4.9 KiB
4.9 KiB
Document Upload - Chunking Removed ✅
Issue Found
Despite the Collector/Extractor refactor, document uploads were still auto-chunking files into semantic pieces.
What Was Happening (Before)
// upload-document/route.ts
const chunks = chunkDocument(content, {
maxChunkSize: 2000,
chunkOverlap: 200,
});
for (const chunk of chunks) {
await createKnowledgeItem({
title: `${file.name} (chunk ${i}/${total})`,
content: chunk.content,
});
}
Result:
- 1 file upload → 5-10 separate knowledge_items
- Each chunk stored as separate record
- Auto-chunking contradicted Extractor AI's collaborative approach
What Happens Now (After)
// upload-document/route.ts
const knowledgeItem = await createKnowledgeItem({
title: file.name,
content: content, // Whole document
sourceMeta: {
tags: ['document', 'uploaded', 'pending_extraction'],
},
});
Result:
- 1 file upload → 1 knowledge_item
- Whole document stored intact
- Tagged as
pending_extraction - Extractor AI will review and collaboratively chunk
Files Changed
1. app/api/projects/[projectId]/knowledge/upload-document/route.ts
Removed:
chunkDocument()import and calls- Loop creating multiple knowledge_items
- Chunk metadata tracking
Added:
- Single knowledge_item creation with full content
pending_extractiontag- Status tracking in contextSources
Before:
const chunks = chunkDocument(content, {...});
for (const chunk of chunks) {
const knowledgeItem = await createKnowledgeItem({
title: `${file.name} (chunk ${i}/${total})`,
content: chunk.content,
});
}
After:
const knowledgeItem = await createKnowledgeItem({
title: file.name,
content: content, // Whole document
sourceMeta: {
tags: ['pending_extraction'],
},
});
2. app/[workspace]/project/[projectId]/context/page.tsx
Changed UI text:
- Before: "Documents will be automatically chunked and processed for AI context."
- After: "Documents will be stored for the Extractor AI to review and process."
User Experience Changes
Upload Flow (Now):
- User uploads
project-spec.md - File saved to Firebase Storage
- Whole document stored as 1 knowledge_item
- Appears in Context page as "project-spec.md"
- Tagged
pending_extraction
Extraction Flow (Later):
- User says "Is that everything?" → AI transitions
- Extractor AI mode activates
- AI reads whole documents
- AI asks: "I see this section about user roles - is this important for V1?"

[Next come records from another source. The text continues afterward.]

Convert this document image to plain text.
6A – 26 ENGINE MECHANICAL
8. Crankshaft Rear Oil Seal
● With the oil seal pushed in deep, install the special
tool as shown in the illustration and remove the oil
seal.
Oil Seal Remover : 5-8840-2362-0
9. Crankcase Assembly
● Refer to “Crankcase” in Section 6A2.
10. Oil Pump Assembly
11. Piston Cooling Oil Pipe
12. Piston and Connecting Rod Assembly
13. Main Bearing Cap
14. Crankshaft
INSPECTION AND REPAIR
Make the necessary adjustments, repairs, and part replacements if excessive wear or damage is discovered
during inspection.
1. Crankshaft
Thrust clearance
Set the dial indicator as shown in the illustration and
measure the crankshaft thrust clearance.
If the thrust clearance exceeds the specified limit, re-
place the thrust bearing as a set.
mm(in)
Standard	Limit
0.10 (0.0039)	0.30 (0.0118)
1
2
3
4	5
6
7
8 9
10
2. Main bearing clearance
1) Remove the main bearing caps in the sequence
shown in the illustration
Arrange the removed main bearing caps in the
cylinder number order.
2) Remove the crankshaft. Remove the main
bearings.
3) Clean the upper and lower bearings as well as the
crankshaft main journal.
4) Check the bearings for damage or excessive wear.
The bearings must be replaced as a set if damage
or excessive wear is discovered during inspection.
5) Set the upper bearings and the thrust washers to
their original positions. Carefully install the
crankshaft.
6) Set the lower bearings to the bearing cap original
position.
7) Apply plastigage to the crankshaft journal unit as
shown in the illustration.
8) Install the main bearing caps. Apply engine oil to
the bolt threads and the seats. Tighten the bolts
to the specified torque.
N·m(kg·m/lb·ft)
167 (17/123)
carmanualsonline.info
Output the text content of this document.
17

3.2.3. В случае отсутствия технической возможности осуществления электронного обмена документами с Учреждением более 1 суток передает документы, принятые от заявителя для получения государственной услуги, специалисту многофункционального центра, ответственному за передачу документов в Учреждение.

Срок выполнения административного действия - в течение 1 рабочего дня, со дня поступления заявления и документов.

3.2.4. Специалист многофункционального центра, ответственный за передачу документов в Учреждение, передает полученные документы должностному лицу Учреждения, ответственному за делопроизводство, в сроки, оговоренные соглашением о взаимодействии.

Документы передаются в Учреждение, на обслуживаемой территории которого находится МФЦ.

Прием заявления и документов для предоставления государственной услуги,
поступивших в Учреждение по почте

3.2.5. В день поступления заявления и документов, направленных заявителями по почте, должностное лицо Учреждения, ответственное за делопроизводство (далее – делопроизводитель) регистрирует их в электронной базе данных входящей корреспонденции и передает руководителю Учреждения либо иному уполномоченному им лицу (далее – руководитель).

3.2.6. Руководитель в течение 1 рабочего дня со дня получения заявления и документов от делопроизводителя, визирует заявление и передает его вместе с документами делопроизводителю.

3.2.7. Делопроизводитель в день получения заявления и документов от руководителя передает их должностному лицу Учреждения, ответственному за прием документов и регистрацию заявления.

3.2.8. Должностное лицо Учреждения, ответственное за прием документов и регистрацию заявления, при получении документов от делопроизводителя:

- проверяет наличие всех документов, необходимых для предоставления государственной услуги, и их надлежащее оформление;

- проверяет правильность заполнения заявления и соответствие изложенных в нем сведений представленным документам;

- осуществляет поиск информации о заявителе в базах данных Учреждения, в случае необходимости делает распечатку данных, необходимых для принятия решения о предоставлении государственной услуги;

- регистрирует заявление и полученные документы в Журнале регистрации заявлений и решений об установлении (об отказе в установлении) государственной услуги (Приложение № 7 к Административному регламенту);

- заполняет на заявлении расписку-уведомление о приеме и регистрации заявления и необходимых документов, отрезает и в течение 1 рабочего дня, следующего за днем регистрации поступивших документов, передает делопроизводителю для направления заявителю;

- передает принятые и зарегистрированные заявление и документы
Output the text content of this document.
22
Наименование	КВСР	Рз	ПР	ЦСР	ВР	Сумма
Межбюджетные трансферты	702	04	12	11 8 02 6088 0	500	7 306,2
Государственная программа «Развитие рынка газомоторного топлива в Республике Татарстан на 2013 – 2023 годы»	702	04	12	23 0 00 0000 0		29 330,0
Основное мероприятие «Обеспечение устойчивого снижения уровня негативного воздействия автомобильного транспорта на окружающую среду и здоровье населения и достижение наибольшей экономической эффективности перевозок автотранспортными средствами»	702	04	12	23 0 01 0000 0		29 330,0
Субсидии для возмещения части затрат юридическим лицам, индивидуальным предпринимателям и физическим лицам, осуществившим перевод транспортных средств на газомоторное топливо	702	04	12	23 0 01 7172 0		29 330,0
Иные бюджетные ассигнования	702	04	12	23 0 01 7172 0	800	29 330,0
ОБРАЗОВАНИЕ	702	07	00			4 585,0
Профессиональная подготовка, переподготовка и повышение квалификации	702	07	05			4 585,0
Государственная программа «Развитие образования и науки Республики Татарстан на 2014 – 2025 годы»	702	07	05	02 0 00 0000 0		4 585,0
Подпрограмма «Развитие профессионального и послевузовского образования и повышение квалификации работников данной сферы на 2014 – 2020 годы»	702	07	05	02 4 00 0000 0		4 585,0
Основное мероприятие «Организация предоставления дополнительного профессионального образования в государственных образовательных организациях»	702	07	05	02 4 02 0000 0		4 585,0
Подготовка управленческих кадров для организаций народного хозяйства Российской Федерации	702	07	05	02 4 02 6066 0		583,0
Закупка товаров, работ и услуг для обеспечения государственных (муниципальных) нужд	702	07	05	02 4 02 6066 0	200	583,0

- User confirms: "Yes, that's critical"
- AI calls
/api/projects/{id}/knowledge/chunk-insight - Creates targeted chunk as
extracted_insight - Chunks stored in AlloyDB for retrieval
Why This Matters
Before (Auto-chunking):
- ❌ System guessed what's important
- ❌ Over-chunked irrelevant sections
- ❌ Polluted vector database with noise
- ❌ User had no control
After (Collaborative):
- ✅ Extractor AI asks before chunking
- ✅ Only important sections chunked
- ✅ User confirms what matters for V1
- ✅ Clean, relevant vector database
API Response Changes
Before:
{
"success": true,
"chunkCount": 8,
"knowledgeItemIds": ["id1", "id2", "id3", ...]
}
After:
{
"success": true,
"knowledgeItemId": "single_id",
"status": "stored",
"message": "Document stored. Extractor AI will review and chunk important sections."
}
Database Structure
Firestore - knowledge_items:
{
"id": "abc123",
"projectId": "proj456",
"sourceType": "imported_document",
"title": "project-spec.md",
"content": "< FULL DOCUMENT CONTENT >",
"sourceMeta": {
"filename": "project-spec.md",
"tags": ["document", "uploaded", "pending_extraction"],
"url": "https://storage.googleapis.com/..."
}
}
Firestore - contextSources:
{
"type": "document",
"name": "project-spec.md",
"summary": "Document (5423 characters) - pending extraction",
"metadata": {
"knowledgeItemId": "abc123",
"status": "pending_extraction"
}
}
Testing Checklist
- Remove chunking logic from upload endpoint
- Update UI text to reflect new behavior
- Verify whole document is stored
- Confirm
pending_extractiontag is set - Test document upload with 3 files
- Verify Collector checklist updates
- Test Extractor AI reads full documents
- Test
/chunk-insightAPI creates extracted chunks
Related Documentation
TABLE_STAKES_IMPLEMENTATION.md- Full feature implementationCOLLECTOR_EXTRACTOR_REFACTOR.md- Refactor rationaleQA_FIXES_APPLIED.md- QA testing results
Status
✅ Auto-chunking removed ✅ UI text updated ✅ Server restarted 🔄 Ready for testing
The upload flow now correctly stores whole documents and defers chunking to the collaborative Extractor AI phase.